Being pedantic, the GUI parts of the ruby toolchain don't work with Qt5, while the C++ based toolchain(s) do work with Qt4. The ruby tools and the C++ tools do cooperate (apart from certain tools that will not tolerate tasks they did not start themselves).

Well, I guess, it does not actually create a fork, it just makes its existence more obvious.

Another points to fuel the discussion:

* I really want to get rid of the flavor system. It's very heavy, and we don't use it anymore for the rock flavors (since master has essentially been the only usable rock flavor for years).

Okay, then i will leave the flavor system alone.

* we can and do have a mixed Qt5/Qt4 environment - the only thing we can't have is qt4/qt5 in the same process. A.k.a. We should not forbid having qt5 and qt4 dependencies in the same system.

I 100% support this.
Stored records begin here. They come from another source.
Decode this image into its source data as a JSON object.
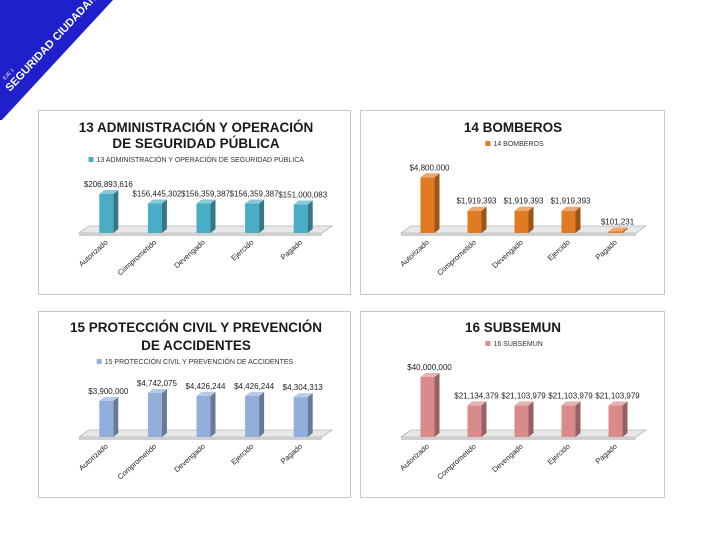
{
  "header": {
    "banner_sub": "EJE 1",
    "banner_text": "SEGURIDAD CIUDADANA",
    "banner_color": "#1f1fcc"
  },
  "chart_data": [
    {
      "type": "bar",
      "title_lines": [
        "13 ADMINISTRACIÓN Y OPERACIÓN",
        "DE SEGURIDAD PÚBLICA"
      ],
      "legend": "13 ADMINISTRACIÓN Y OPERACIÓN DE SEGURIDAD PÚBLICA",
      "categories": [
        "Autorizado",
        "Comprometido",
        "Devengado",
        "Ejercido",
        "Pagado"
      ],
      "values": [
        206893616,
        156445302,
        156359387,
        156359387,
        151000083
      ],
      "labels": [
        "$206,893,616",
        "$156,445,302",
        "$156,359,387",
        "$156,359,387",
        "$151,000,083"
      ],
      "ylim": [
        0,
        260000000
      ],
      "color": "#4bacc6"
    },
    {
      "type": "bar",
      "title_lines": [
        "14 BOMBEROS"
      ],
      "legend": "14 BOMBEROS",
      "categories": [
        "Autorizado",
        "Comprometido",
        "Devengado",
        "Ejercido",
        "Pagado"
      ],
      "values": [
        4800000,
        1919393,
        1919393,
        1919393,
        101231
      ],
      "labels": [
        "$4,800,000",
        "$1,919,393",
        "$1,919,393",
        "$1,919,393",
        "$101,231"
      ],
      "ylim": [
        0,
        5600000
      ],
      "color": "#e07b23"
    },
    {
      "type": "bar",
      "title_lines": [
        "15 PROTECCIÓN CIVIL Y PREVENCIÓN",
        "DE ACCIDENTES"
      ],
      "legend": "15 PROTECCIÓN CIVIL Y PREVENCIÓN DE ACCIDENTES",
      "categories": [
        "Autorizado",
        "Comprometido",
        "Devengado",
        "Ejercido",
        "Pagado"
      ],
      "values": [
        3900000,
        4742075,
        4426244,
        4426244,
        4304313
      ],
      "labels": [
        "$3,900,000",
        "$4,742,075",
        "$4,426,244",
        "$4,426,244",
        "$4,304,313"
      ],
      "ylim": [
        0,
        5500000
      ],
      "color": "#94aedb"
    },
    {
      "type": "bar",
      "title_lines": [
        "16 SUBSEMUN"
      ],
      "legend": "16 SUBSEMUN",
      "categories": [
        "Autorizado",
        "Comprometido",
        "Devengado",
        "Ejercido",
        "Pagado"
      ],
      "values": [
        40000000,
        21134379,
        21103979,
        21103979,
        21103979
      ],
      "labels": [
        "$40,000,000",
        "$21,134,379",
        "$21,103,979",
        "$21,103,979",
        "$21,103,979"
      ],
      "ylim": [
        0,
        46000000
      ],
      "color": "#d98a8a"
    }
  ]
}
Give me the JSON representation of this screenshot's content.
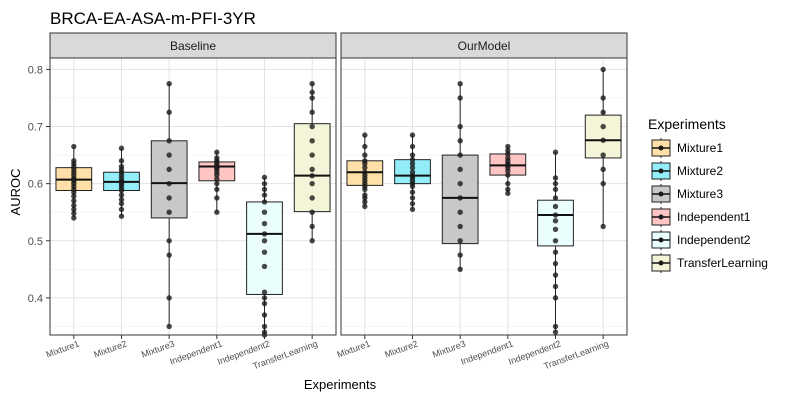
{
  "chart_data": {
    "type": "boxplot",
    "title": "BRCA-EA-ASA-m-PFI-3YR",
    "xlabel": "Experiments",
    "ylabel": "AUROC",
    "ylim": [
      0.335,
      0.82
    ],
    "yticks": [
      0.4,
      0.5,
      0.6,
      0.7,
      0.8
    ],
    "grid": true,
    "legend": {
      "title": "Experiments",
      "position": "right"
    },
    "categories": [
      "Mixture1",
      "Mixture2",
      "Mixture3",
      "Independent1",
      "Independent2",
      "TransferLearning"
    ],
    "colors": {
      "Mixture1": "#ffe0a8",
      "Mixture2": "#93eefa",
      "Mixture3": "#c8c8c8",
      "Independent1": "#ffc4c4",
      "Independent2": "#eafefe",
      "TransferLearning": "#f4f4d8"
    },
    "panels": [
      {
        "name": "Baseline",
        "boxes": [
          {
            "category": "Mixture1",
            "q1": 0.588,
            "median": 0.607,
            "q3": 0.628,
            "lower": 0.54,
            "upper": 0.665,
            "points": [
              0.665,
              0.64,
              0.635,
              0.63,
              0.625,
              0.62,
              0.615,
              0.61,
              0.607,
              0.605,
              0.6,
              0.595,
              0.59,
              0.585,
              0.578,
              0.57,
              0.562,
              0.555,
              0.548,
              0.54
            ]
          },
          {
            "category": "Mixture2",
            "q1": 0.588,
            "median": 0.603,
            "q3": 0.62,
            "lower": 0.543,
            "upper": 0.662,
            "points": [
              0.662,
              0.64,
              0.63,
              0.625,
              0.62,
              0.615,
              0.61,
              0.605,
              0.603,
              0.6,
              0.597,
              0.592,
              0.588,
              0.58,
              0.572,
              0.565,
              0.555,
              0.543
            ]
          },
          {
            "category": "Mixture3",
            "q1": 0.54,
            "median": 0.601,
            "q3": 0.675,
            "lower": 0.35,
            "upper": 0.775,
            "points": [
              0.775,
              0.725,
              0.675,
              0.65,
              0.625,
              0.6,
              0.575,
              0.55,
              0.5,
              0.475,
              0.4,
              0.35
            ]
          },
          {
            "category": "Independent1",
            "q1": 0.605,
            "median": 0.63,
            "q3": 0.638,
            "lower": 0.55,
            "upper": 0.655,
            "points": [
              0.655,
              0.645,
              0.64,
              0.637,
              0.633,
              0.63,
              0.628,
              0.625,
              0.62,
              0.615,
              0.608,
              0.6,
              0.59,
              0.575,
              0.55
            ]
          },
          {
            "category": "Independent2",
            "q1": 0.406,
            "median": 0.512,
            "q3": 0.568,
            "lower": 0.335,
            "upper": 0.611,
            "points": [
              0.611,
              0.6,
              0.59,
              0.58,
              0.568,
              0.55,
              0.53,
              0.512,
              0.5,
              0.48,
              0.455,
              0.41,
              0.4,
              0.39,
              0.37,
              0.35,
              0.34,
              0.335
            ]
          },
          {
            "category": "TransferLearning",
            "q1": 0.551,
            "median": 0.614,
            "q3": 0.705,
            "lower": 0.5,
            "upper": 0.775,
            "points": [
              0.775,
              0.76,
              0.75,
              0.725,
              0.7,
              0.675,
              0.65,
              0.625,
              0.614,
              0.6,
              0.575,
              0.55,
              0.525,
              0.5
            ]
          }
        ]
      },
      {
        "name": "OurModel",
        "boxes": [
          {
            "category": "Mixture1",
            "q1": 0.597,
            "median": 0.62,
            "q3": 0.64,
            "lower": 0.56,
            "upper": 0.685,
            "points": [
              0.685,
              0.665,
              0.65,
              0.64,
              0.635,
              0.628,
              0.62,
              0.615,
              0.61,
              0.605,
              0.6,
              0.595,
              0.59,
              0.58,
              0.575,
              0.568,
              0.56
            ]
          },
          {
            "category": "Mixture2",
            "q1": 0.6,
            "median": 0.614,
            "q3": 0.642,
            "lower": 0.555,
            "upper": 0.685,
            "points": [
              0.685,
              0.665,
              0.65,
              0.642,
              0.635,
              0.628,
              0.62,
              0.614,
              0.61,
              0.605,
              0.6,
              0.595,
              0.585,
              0.575,
              0.565,
              0.555
            ]
          },
          {
            "category": "Mixture3",
            "q1": 0.495,
            "median": 0.575,
            "q3": 0.65,
            "lower": 0.45,
            "upper": 0.775,
            "points": [
              0.775,
              0.75,
              0.7,
              0.675,
              0.65,
              0.625,
              0.6,
              0.575,
              0.55,
              0.525,
              0.5,
              0.475,
              0.45
            ]
          },
          {
            "category": "Independent1",
            "q1": 0.615,
            "median": 0.632,
            "q3": 0.652,
            "lower": 0.583,
            "upper": 0.665,
            "points": [
              0.665,
              0.658,
              0.652,
              0.645,
              0.64,
              0.635,
              0.632,
              0.628,
              0.622,
              0.615,
              0.6,
              0.59,
              0.583
            ]
          },
          {
            "category": "Independent2",
            "q1": 0.491,
            "median": 0.545,
            "q3": 0.571,
            "lower": 0.34,
            "upper": 0.655,
            "points": [
              0.655,
              0.61,
              0.6,
              0.59,
              0.575,
              0.56,
              0.545,
              0.535,
              0.52,
              0.5,
              0.48,
              0.46,
              0.44,
              0.42,
              0.4,
              0.35,
              0.34
            ]
          },
          {
            "category": "TransferLearning",
            "q1": 0.645,
            "median": 0.676,
            "q3": 0.72,
            "lower": 0.525,
            "upper": 0.8,
            "points": [
              0.8,
              0.75,
              0.725,
              0.7,
              0.676,
              0.65,
              0.625,
              0.6,
              0.525
            ]
          }
        ]
      }
    ]
  }
}
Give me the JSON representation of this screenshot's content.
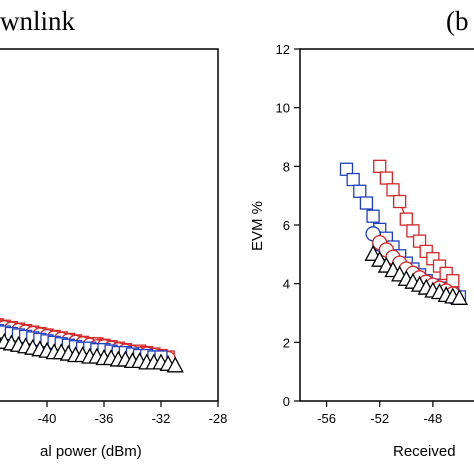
{
  "chart_data": [
    {
      "type": "scatter",
      "title": "wnlink",
      "xlabel": "al power (dBm)",
      "ylabel": "",
      "xlim": [
        -44,
        -28
      ],
      "ylim": [
        0,
        12
      ],
      "x_ticks": [
        "-40",
        "-36",
        "-32",
        "-28"
      ],
      "y_ticks": [],
      "series": [
        {
          "marker": "square",
          "color": "#d62728",
          "line": "solid",
          "x": [
            -43.5,
            -43,
            -42.5,
            -42,
            -41.5,
            -41,
            -40.5,
            -40,
            -39.5,
            -39,
            -38.5,
            -38,
            -37.5,
            -37,
            -36.5,
            -36,
            -35.5,
            -35,
            -34.5,
            -34,
            -33.5,
            -33,
            -32.5,
            -32,
            -31.5
          ],
          "y": [
            2.6,
            2.55,
            2.5,
            2.45,
            2.4,
            2.35,
            2.3,
            2.25,
            2.2,
            2.15,
            2.1,
            2.05,
            2.0,
            1.95,
            1.95,
            1.9,
            1.85,
            1.8,
            1.75,
            1.7,
            1.7,
            1.65,
            1.6,
            1.55,
            1.5
          ]
        },
        {
          "marker": "circle",
          "color": "#d62728",
          "line": "solid",
          "x": [
            -43.5,
            -43,
            -42.5,
            -42,
            -41.5,
            -41,
            -40.5,
            -40,
            -39.5,
            -39,
            -38.5,
            -38,
            -37.5,
            -37,
            -36.5,
            -36,
            -35.5,
            -35,
            -34.5,
            -34,
            -33.5,
            -33,
            -32.5,
            -32,
            -31.5
          ],
          "y": [
            2.55,
            2.5,
            2.45,
            2.4,
            2.35,
            2.3,
            2.25,
            2.2,
            2.15,
            2.1,
            2.05,
            2.0,
            1.95,
            1.9,
            1.85,
            1.85,
            1.8,
            1.75,
            1.7,
            1.65,
            1.6,
            1.6,
            1.55,
            1.5,
            1.45
          ]
        },
        {
          "marker": "square",
          "color": "#1f3fbf",
          "line": "dashed",
          "x": [
            -43.5,
            -43,
            -42.5,
            -42,
            -41.5,
            -41,
            -40.5,
            -40,
            -39.5,
            -39,
            -38.5,
            -38,
            -37.5,
            -37,
            -36.5,
            -36,
            -35.5,
            -35,
            -34.5,
            -34,
            -33.5,
            -33,
            -32.5,
            -32
          ],
          "y": [
            2.4,
            2.35,
            2.3,
            2.25,
            2.2,
            2.15,
            2.1,
            2.05,
            2.0,
            1.95,
            1.9,
            1.85,
            1.8,
            1.8,
            1.75,
            1.75,
            1.7,
            1.65,
            1.65,
            1.6,
            1.55,
            1.55,
            1.5,
            1.5
          ]
        },
        {
          "marker": "triangle",
          "color": "#000000",
          "line": "solid",
          "x": [
            -43.5,
            -43,
            -42.5,
            -42,
            -41.5,
            -41,
            -40.5,
            -40,
            -39.5,
            -39,
            -38.5,
            -38,
            -37.5,
            -37,
            -36.5,
            -36,
            -35.5,
            -35,
            -34.5,
            -34,
            -33.5,
            -33,
            -32.5,
            -32,
            -31.5,
            -31
          ],
          "y": [
            2.05,
            2.0,
            1.95,
            1.9,
            1.85,
            1.8,
            1.75,
            1.7,
            1.65,
            1.65,
            1.6,
            1.55,
            1.55,
            1.5,
            1.5,
            1.45,
            1.45,
            1.4,
            1.4,
            1.35,
            1.35,
            1.3,
            1.3,
            1.3,
            1.25,
            1.2
          ]
        }
      ]
    },
    {
      "type": "scatter",
      "title": "(b",
      "xlabel": "Received",
      "ylabel": "EVM %",
      "xlim": [
        -58,
        -44
      ],
      "ylim": [
        0,
        12
      ],
      "x_ticks": [
        "-56",
        "-52",
        "-48"
      ],
      "y_ticks": [
        "0",
        "2",
        "4",
        "6",
        "8",
        "10",
        "12"
      ],
      "series": [
        {
          "marker": "square",
          "color": "#1f3fbf",
          "line": "solid",
          "x": [
            -54.5,
            -54,
            -53.5,
            -53,
            -52.5,
            -52,
            -51.5,
            -51,
            -50.5,
            -50,
            -49.5,
            -49,
            -48.5,
            -48,
            -47.5,
            -47,
            -46.5,
            -46
          ],
          "y": [
            7.9,
            7.55,
            7.15,
            6.75,
            6.3,
            5.85,
            5.55,
            5.25,
            4.95,
            4.7,
            4.5,
            4.3,
            4.1,
            3.95,
            3.85,
            3.75,
            3.65,
            3.55
          ]
        },
        {
          "marker": "square",
          "color": "#d62728",
          "line": "solid",
          "x": [
            -52,
            -51.5,
            -51,
            -50.5,
            -50,
            -49.5,
            -49,
            -48.5,
            -48,
            -47.5,
            -47,
            -46.5
          ],
          "y": [
            8.0,
            7.6,
            7.2,
            6.8,
            6.2,
            5.8,
            5.45,
            5.1,
            4.85,
            4.6,
            4.35,
            4.1
          ]
        },
        {
          "marker": "circle",
          "color": "#1f3fbf",
          "line": "solid",
          "x": [
            -52.5,
            -52,
            -51.5,
            -51,
            -50.5,
            -50,
            -49.5,
            -49,
            -48.5,
            -48,
            -47.5,
            -47,
            -46.5
          ],
          "y": [
            5.7,
            5.35,
            5.05,
            4.8,
            4.6,
            4.4,
            4.25,
            4.1,
            3.95,
            3.85,
            3.75,
            3.65,
            3.55
          ]
        },
        {
          "marker": "circle",
          "color": "#d62728",
          "line": "solid",
          "x": [
            -52,
            -51.5,
            -51,
            -50.5,
            -50,
            -49.5,
            -49,
            -48.5,
            -48,
            -47.5,
            -47,
            -46.5
          ],
          "y": [
            5.4,
            5.15,
            4.9,
            4.7,
            4.5,
            4.35,
            4.2,
            4.05,
            3.95,
            3.85,
            3.75,
            3.65
          ]
        },
        {
          "marker": "triangle",
          "color": "#000000",
          "line": "solid",
          "x": [
            -52.5,
            -52,
            -51.5,
            -51,
            -50.5,
            -50,
            -49.5,
            -49,
            -48.5,
            -48,
            -47.5,
            -47,
            -46.5,
            -46
          ],
          "y": [
            5.0,
            4.8,
            4.6,
            4.45,
            4.3,
            4.15,
            4.05,
            3.95,
            3.85,
            3.75,
            3.7,
            3.6,
            3.55,
            3.5
          ]
        }
      ]
    }
  ]
}
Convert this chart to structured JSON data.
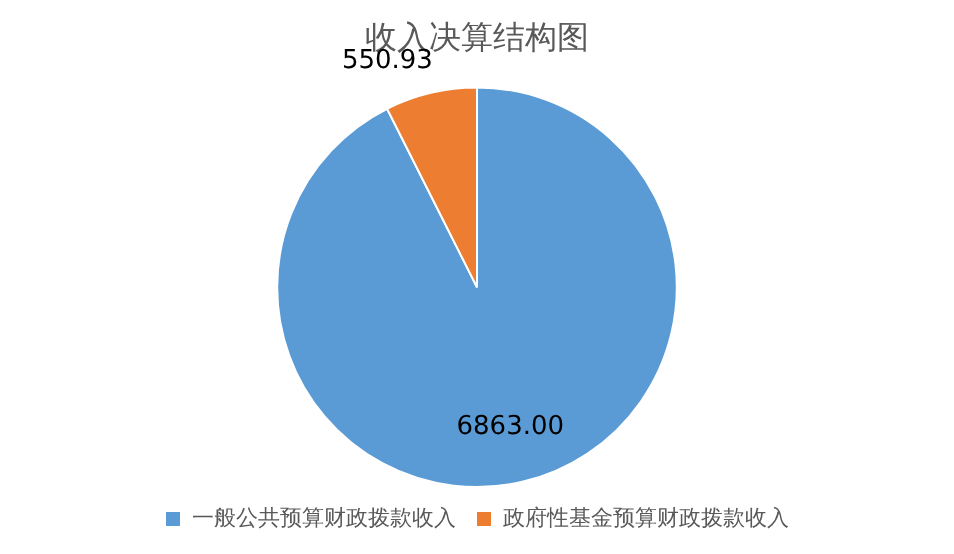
{
  "chart_data": {
    "type": "pie",
    "title": "收入决算结构图",
    "categories": [
      "一般公共预算财政拨款收入",
      "政府性基金预算财政拨款收入"
    ],
    "values": [
      6863.0,
      550.93
    ],
    "colors": [
      "#5b9bd5",
      "#ed7d31"
    ],
    "value_labels": [
      "6863.00",
      "550.93"
    ],
    "legend": "bottom"
  }
}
Not so much as a system that one would want to use, but rather something that should be possible.

The overall design philosophy behind autoproj is to give low level tools, but try to not put its hands in heavy-handed enforcing of constraints. That's have generally been the job of the autobuild files. So, something that would allow us to achieve the same result would be:

* have a configuration flag (do you want the C++ or Ruby toolchain ?)

So, enabling C++ would mean to prefer qt5 and ruby would mean to prefer qt4, while only vizkit itself will be missing in the C++ version(and a small number of tools depending on vizkit), while everything (including the c++ toolchain) is available in the ruby version. The widgets would work in both versions, but with the c++ toolchain you would have to use c++ tools. I am not sure if i would make the user decide along the lines of the toolchains. Either way, this configuration would need good documentation about its effects.

* change autoproj to allow for a conditional enabled/disable of dependencies in manifests (e.g. `<depend package="..." if="..." />`)

* pass the 'right' CMake defines in autobuild files based on this flag when applicable

This would put the onus of keeping the packages configuration sane on the package-sets. Which is fine, i think.

@doudou What do you think would be best suited for the "if" attribute of "depend"? Existing environment variable? Some kind of configuration flag system that can be set per package? a ruby expression?

pierrewillenbrockdfki commented 1 year ago

Autoproj has been changed to allow for dependencies in packages that can be conditional on configuration variables: https://github.com/rock-core/autoproj/pull/382 The solution proposed by this pull request will not be used. Instead, a configuration item will be added in another pull request, allowing to either use branches or have packages change their dependencies between qt4 and qt5 depending on that configuration item.